Buchanan said that having a UUT cap of 12 percent makes more fiscal sense, but 10 percent would be more politically salable to voters.
Buchanan said that though the UUT is “among the highest around,” Sierra Madre keeps certain fees lower and does not collect taxes that other cities do. A property tax assessment that San Marino collects was cited as an example. “We’ve kept certain rates low, but the trade-off is, we have the UUT,” said Buchanan.
Councilmember Josh Moran was in favor of keeping the cap at 12 percent, saying that the difference between 12 percent and 10 percent is minimal and that the extra expense is beneficial for the community. Moran said there should be a low-income exemption to the tax.
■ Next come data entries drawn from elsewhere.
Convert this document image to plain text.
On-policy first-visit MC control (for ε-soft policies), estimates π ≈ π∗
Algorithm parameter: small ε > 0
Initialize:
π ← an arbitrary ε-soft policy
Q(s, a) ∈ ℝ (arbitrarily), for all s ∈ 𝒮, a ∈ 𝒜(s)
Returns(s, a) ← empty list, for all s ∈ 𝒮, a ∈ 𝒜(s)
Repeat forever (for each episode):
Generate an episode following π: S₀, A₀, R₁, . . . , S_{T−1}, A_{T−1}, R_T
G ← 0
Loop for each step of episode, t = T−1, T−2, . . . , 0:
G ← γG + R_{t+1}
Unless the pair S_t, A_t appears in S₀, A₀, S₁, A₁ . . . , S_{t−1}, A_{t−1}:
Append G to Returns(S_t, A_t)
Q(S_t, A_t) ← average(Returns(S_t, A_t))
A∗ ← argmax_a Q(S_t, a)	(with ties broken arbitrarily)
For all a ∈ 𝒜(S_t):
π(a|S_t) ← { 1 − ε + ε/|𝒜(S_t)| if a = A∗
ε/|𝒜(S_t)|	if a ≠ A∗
Tax Was Intended to Expire?
MacGillivray said that when the 6 percent UUT was approved in the 1990s, it was intended to eventually go away. She said she fears that 12 percent could become the new baseline for the tax instead of the cap.
Money from the UUT goes directly into the city’s general fund. The council said most of the money from the UUT funds public safety programs like the police and fire departments and paramedics.
The current UUT increase was approved by voters in 2008, and the law gives the council authority to raise the tax as high as 12 percent until 2014. After June 2014, a sunset clause will go into effect that decreases the UUT by 2 percent every year until it reaches 6 percent--the rate prior to 2008.
The UUT is currently set at 10 percent and applies to electricity, gas, phone, cable and garbage collection. Water and sewage are taxed at 9 percent.
The city will now draft a resolution which will be presented to the council at the next meeting.